Earlier this month, the New York Times quoted former US government analyst Christopher Johnson as relevantly observing that “Xi considers doing something about income inequality and the wealth gap in China. is vital in this struggle of world narratives with the United States and the West in general. . “This dimension of the issue adds interest to the drama currently unfolding in Congress over President Biden’s $ 3.5 trillion infrastructure bill.

Some Republicans see it as proof that Biden is a Marxist. If passed, the bill would help narrow the huge and growing wealth gap, but it would not attempt to reign over the power of finance and big techs, as Xi’s plan intends to do. It is highly likely that Congress will reject the Biden plan. Democracy seems to struggle to compete with autocracy.

There is another irony in this story about China’s goal of self-sufficiency. In American culture, autonomy is a fundamental value. It identified with capitalism itself and spawned the culture of individualism that dominates the Western world. The myth of the self-made man sums up the spirit of individualist capitalism.

Chinese culture has always rejected autonomy. Although it sees prosperity as a goal, Chinese culture sees it as the result of collective effort, not individual initiative. You achieve prosperity through your family and your guanxi, or network of relationships, but never alone.

The European Chamber of Commerce fears that a nation representing 20% ​​of humanity will decide to go it alone, not because that would be a bad thing in itself, but because it would take a fifth of world trade off the world market. They claim it would stifle innovation. But its effect would be more likely to disrupt the thinking of those who see humanity as collections of individual consumers of standardized products. After all, for Western economists, each self is defined by what it consumes and how it produces profit for others.
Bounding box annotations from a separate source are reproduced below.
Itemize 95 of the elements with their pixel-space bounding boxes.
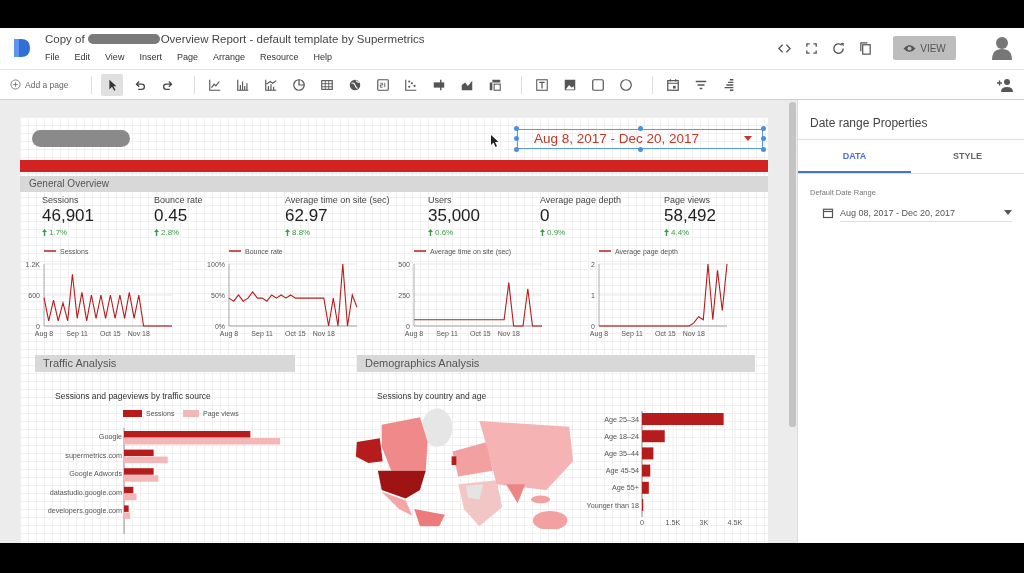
metric-label: Sessions <box>42 195 80 205</box>
refresh-icon[interactable] <box>831 40 846 56</box>
cursor-icon <box>490 133 500 148</box>
tool-button[interactable] <box>101 73 124 96</box>
logo-icon <box>12 37 32 59</box>
menu-item[interactable]: Insert <box>139 52 162 62</box>
legend-marker <box>228 250 242 252</box>
metric-label: Users <box>428 195 453 205</box>
metric-label: Bounce rate <box>154 195 204 205</box>
bar-chart-icon <box>236 77 251 92</box>
legend-marker <box>43 250 57 252</box>
text-icon <box>535 77 550 92</box>
chart-title: Sessions and pageviews by traffic source <box>55 391 212 401</box>
metric-change: 0.6% <box>435 228 454 237</box>
table-icon <box>320 77 335 92</box>
panel-tab[interactable]: DATA <box>798 140 911 173</box>
metric-value: 62.97 <box>285 206 329 226</box>
up-arrow-icon <box>42 229 47 236</box>
sessions-bar <box>124 486 134 494</box>
calendar-icon <box>666 77 681 92</box>
sessions-bar <box>642 430 665 443</box>
combo-chart-icon <box>264 77 279 92</box>
report-title: Overview Report - default template by Supermetrics <box>160 33 425 45</box>
add-page-button[interactable]: Add a page <box>10 79 69 90</box>
legend-swatch <box>123 410 142 417</box>
globe-icon <box>348 77 363 92</box>
section-header: General Overview <box>20 176 768 192</box>
up-arrow-icon <box>285 229 290 236</box>
up-arrow-icon <box>664 229 669 236</box>
menu-item[interactable]: Arrange <box>212 52 245 62</box>
scatter-chart-icon <box>404 77 419 92</box>
menu-item[interactable]: Resource <box>259 52 299 62</box>
resize-handle[interactable] <box>637 125 643 131</box>
section-header: Demographics Analysis <box>357 355 755 372</box>
metric-change: 2.8% <box>161 228 180 237</box>
sessions-bar <box>124 468 154 475</box>
calendar-icon <box>822 207 834 219</box>
date-range-dropdown[interactable]: Aug 08, 2017 - Dec 20, 2017 <box>840 204 1012 222</box>
add-icon <box>10 79 21 90</box>
metric-label: Page views <box>664 195 712 205</box>
sessions-bar <box>642 481 649 494</box>
legend-swatch <box>183 410 199 417</box>
page-views-bar <box>124 512 131 519</box>
sessions-bar <box>124 505 129 512</box>
menu-item[interactable]: Edit <box>74 52 91 62</box>
pie-chart-icon <box>292 77 307 92</box>
page-views-bar <box>124 475 159 482</box>
metric-change: 1.7% <box>49 228 68 237</box>
line-chart-icon <box>208 77 223 92</box>
report-title: Copy of <box>45 33 85 45</box>
menu-item[interactable]: View <box>105 52 125 62</box>
up-arrow-icon <box>154 229 159 236</box>
add-person-icon[interactable] <box>996 76 1014 93</box>
caret-icon <box>1004 210 1012 215</box>
metric-value: 35,000 <box>428 206 481 226</box>
copy-icon[interactable] <box>858 40 873 56</box>
menu-item[interactable]: Help <box>313 52 332 62</box>
metric-label: Average time on site (sec) <box>285 195 391 205</box>
panel-tab[interactable]: STYLE <box>911 140 1024 173</box>
page-views-bar <box>124 493 137 501</box>
metric-label: Average page depth <box>540 195 622 205</box>
menu-item[interactable]: File <box>45 52 60 62</box>
pivot-table-icon <box>488 77 503 92</box>
sessions-bar <box>124 449 154 457</box>
page-views-bar <box>124 456 168 464</box>
up-arrow-icon <box>428 229 433 236</box>
rectangle-icon <box>591 77 606 92</box>
sessions-bar <box>642 464 651 477</box>
metric-change: 8.8% <box>292 228 311 237</box>
section-header: Traffic Analysis <box>35 355 295 372</box>
avatar-icon[interactable] <box>990 35 1014 61</box>
menu-item[interactable]: Page <box>176 52 198 62</box>
metric-value: 46,901 <box>42 206 95 226</box>
fullscreen-icon[interactable] <box>804 40 819 56</box>
metric-value: 0.45 <box>154 206 189 226</box>
metric-value: 58,492 <box>664 206 717 226</box>
bullet-chart-icon <box>432 77 447 92</box>
view-button[interactable]: VIEW <box>893 36 956 60</box>
caret-icon <box>744 136 752 141</box>
chart-title: Sessions by country and age <box>377 391 488 401</box>
up-arrow-icon <box>540 229 545 236</box>
panel-title: Date range Properties <box>798 100 1024 140</box>
metric-change: 4.4% <box>671 228 690 237</box>
resize-handle[interactable] <box>637 146 643 152</box>
legend-marker <box>598 250 612 252</box>
date-range-control[interactable]: Aug 8, 2017 - Dec 20, 2017 <box>517 128 763 149</box>
scorecard-icon <box>376 77 391 92</box>
metric-value: 0 <box>540 206 551 226</box>
eye-icon <box>903 43 917 53</box>
metric-change: 0.9% <box>547 228 566 237</box>
sessions-bar <box>642 447 654 460</box>
scrollbar[interactable] <box>789 102 796 427</box>
image-icon <box>563 77 578 92</box>
legend-marker <box>413 250 427 252</box>
circle-icon <box>619 77 634 92</box>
*[In the age of Oscar Wilde and Mark Twain, another American wit, the journalist Ambrose Bierce, produced a series of satirical definitions of commonly used terms, throwing light on their hidden meanings in real discourse. Bierce eventually collected and published them as a book, The Devil’s Dictionary, in 1911. We have shamelessly appropriated his title in the interest of continuing his wholesome pedagogical effort to enlighten generations of readers of the news. Read more of The Daily Devil’s Dictionary on Fair Observer.]

The opinions expressed in this article are those of the author and do not necessarily reflect the editorial policy of Fair Observer.